Download Now! Actions to Transform Food Systems under Climate Change

Robust data on greenhouse gas emissions and emissions reductions and practical methods for monitoring, reporting and verification (MRV) are required to transition to low emissions development in agriculture. To meet these needs, CCAFS works across the CGIAR and with research and implementation partners to support better data, innovative estimation methods, quantification of uncertainty, and a shared database of emission factors representing tropical, developing countries. The refined data and methods increase confidence in emissions figures and include analysis of uncertainties.

Key research questions are: 

  • What are the potential net reductions of emissions and emission intensities from smallholder farms in priority sectors?
  • What are the most cost-effective methods of quantifying GHG emissions of smallholder food systems?
  • What are generalizable metrics for measuring progress on low-emissions agriculture and assessing trade-offs?
  • What MRV procedures are appropriate to national needs and best achieve accountability for agricultural systems?

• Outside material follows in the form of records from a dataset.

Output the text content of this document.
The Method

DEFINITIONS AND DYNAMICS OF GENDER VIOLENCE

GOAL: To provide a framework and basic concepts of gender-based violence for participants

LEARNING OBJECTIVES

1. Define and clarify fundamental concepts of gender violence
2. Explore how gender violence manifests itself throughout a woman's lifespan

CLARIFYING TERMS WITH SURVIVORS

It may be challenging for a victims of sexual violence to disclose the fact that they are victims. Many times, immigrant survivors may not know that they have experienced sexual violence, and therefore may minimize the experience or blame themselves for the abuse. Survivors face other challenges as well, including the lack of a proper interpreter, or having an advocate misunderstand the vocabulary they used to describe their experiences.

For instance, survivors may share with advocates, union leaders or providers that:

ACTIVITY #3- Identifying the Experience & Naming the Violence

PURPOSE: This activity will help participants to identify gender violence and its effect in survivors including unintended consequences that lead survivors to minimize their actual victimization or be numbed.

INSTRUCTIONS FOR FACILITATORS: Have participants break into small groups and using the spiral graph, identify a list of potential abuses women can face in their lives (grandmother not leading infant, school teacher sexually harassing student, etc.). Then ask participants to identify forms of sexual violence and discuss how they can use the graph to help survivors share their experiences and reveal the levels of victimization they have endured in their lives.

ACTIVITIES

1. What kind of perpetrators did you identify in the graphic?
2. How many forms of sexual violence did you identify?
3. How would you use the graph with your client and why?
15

CCAFS supports information sharing and capacity building among partner countries and global scientists through collaborative research initiatives, meetings and events and by facilitating the Standard Assessment of Agricultural Mitigation Potential and Livelihoods (SAMPLES) project. SAMPLES is a global research programme that promotes robust and comparable data on greenhouse gas emissions and livelihood indicators for smallholder farming systems through sharing measurement methods, compiling emission factors and bringing together research and findings about quantification of greenhouse gas emissions and mitigation. Visit the SAMPLES website.

Key outputs are:

  • Data and methods for quantifying emissions and mitigation in smallholder systems to support LED plans and other agricultural development initiatives. Will be appropriate to and affordable for developing countries, increase confidence, and include analysis of uncertainties. E.g., improved emission factors, activity data, models, tools, "big data" sets, platforms, MRV/accounting systems.
  • Strengthened capacity of national research organizations, young scientists, and decision-makers to quantify LED emissions and identify and prioritize technical LED options.  (50% of individuals will be women.)